DANUZA
LEÃO
Pondo os pingos nos
is
Não
me lembro de alguém citar o repórter que descobriu Bispo do Rosário, mas eu sei
quem ele foi
A
Bienal de São Paulo deste ano vai ter Arthur Bispo do Rosário como sua estrela
maior, e ele merece. É fundamental ver o que ele fez e se comover com a beleza
da obra desse singular personagem, marinheiro em sua juventude.
Um
dia, a partir de uma alucinação, Bispo se acreditou enviado de Deus, razão que
o levou a ser internado na Colônia Juliano Moreira, um depósito de loucos,
lugar onde as pessoas entravam e só saiam depois de mortos.
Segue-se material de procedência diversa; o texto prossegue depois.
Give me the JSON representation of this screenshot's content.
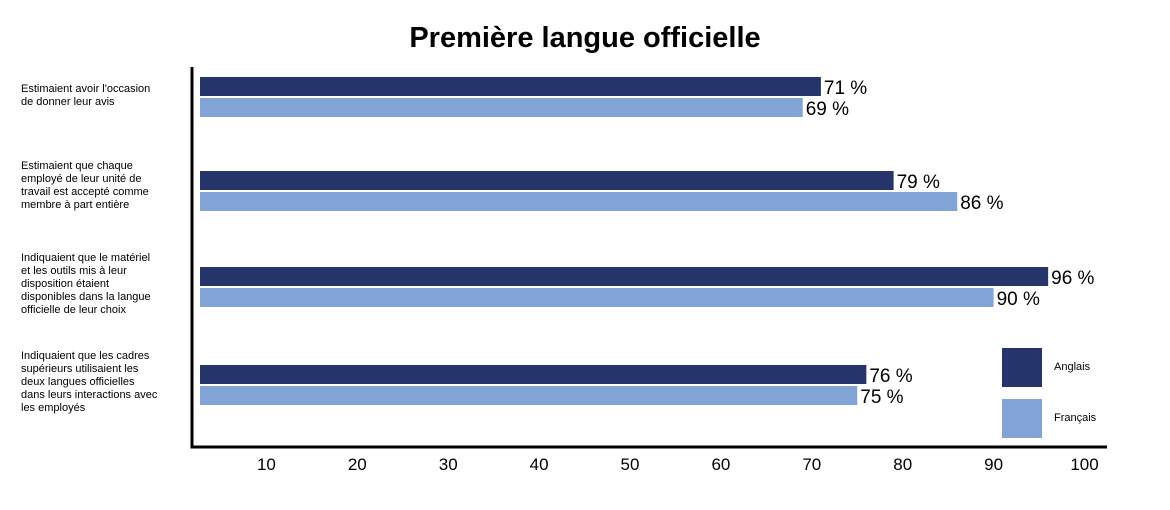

Lá ficou durante 50
anos, sendo que parte deles encerrado dentro de uma pequena cela, de onde se
recusava a sair.
Foi
nessa cela que Bispo começou a trabalhar com tudo que encontrava: tirava fios
de camisas e lençóis, um por um, para costurar, usava palha de vassouras de
piaçava, botões, colheres, canecas, pentes, tampas de garrafa, objetos
hospitalares e toda a sucata disponível e com isso produzia objetos insólitos;
em suas mãos tudo virava arte, seus estandartes eram comoventes, mas nada foi
mais grandioso que o "Manto da Apresentação".
Nesse
manto, que bordou durante 30 anos, ele catalogou o mundo, bordando nomes de
pessoas, artistas, cantores, países, acontecimentos, faixas de misses,
retratando tudo o que ele lembrava ou ouvia falar que existia; tudo o que ele
fazia era perturbador. Esse manto foi feito para ser usado no momento em que o
mundo se encontraria com o Todo Poderoso, e que seria seu grande encontro com
Deus.
Chamado
de "o senhor do labirinto", Bispo tinha seu universo particular,
alucinado e delirante, mas sempre com algo de sagrado. Suas obras, que foram
expostas na Bienal de Veneza, devem ser vistas com muita atenção, lembrando das
circunstâncias e condições em que foram criadas.
Há
muitos anos vi uma exposição dele no Rio, numa pequena sala num 15º andar, se
não me engano da Caixa Econômica, e que não fez nenhum sucesso. Ele ainda não
era famoso, mas eu tinha minhas razões para ir vê-la, e vou contar.
Num
domingo de 1980, eu estava em casa, quando me telefonou um jovem repórter da TV
Globo dizendo, em tom urgente e excitado, que eu não podia deixar de ver o
"Fantástico" naquela noite.
Ele
havia ido fazer uma matéria para expor as terríveis condições dos internos da
Colônia Juliano Moreira, e como era muito curioso, como todo bom repórter, foi
fuçando tudo, até que viu uma cela escura; entrou e encontrou um estranho
homem, sozinho, cercado de panos bordados e objetos sem nenhum significado
aparente.
Ele
entrou e conseguiu dialogar com o homem (que você já adivinhou ser Bispo do
Rosário). Rolou uma simpatia, e Bispo não só mostrou tudo o que vinha fazendo
havia sete anos, sem sair da cela nem um só dia, como também contou de onde
tirava o material, e como fazia suas obras, o que deu uma matéria inacreditável
no "Fantástico"; foi depois desse programa que Bispo do Rosário
surgiu para o mundo.
A
partir daí a classe artística o descobriu, suas obras foram expostas em museus,
galerias, e livros escritos sobre sua pessoa. Livros que ele provavelmente não
entenderia, se lesse.
Um
ser tão extraordinário como Bispo do Rosário seria descoberto mais dia menos
dia, imagino. Ou não; e se algum servente do hospital resolvesse fazer uma
faxina em sua cela antes da matéria aparecer na TV, e jogasse tudo que
encontrasse num lixão?
Nunca
vamos ter resposta para isso, e não me lembro de jamais ter ouvido alguém citar
o nome desse repórter, o primeiro a vislumbrar a importância de Arthur Bispo do
Rosário, mas eu sei quem ele foi.
Seu
nome era Samuel Wainer Filho, e ele era meu filho.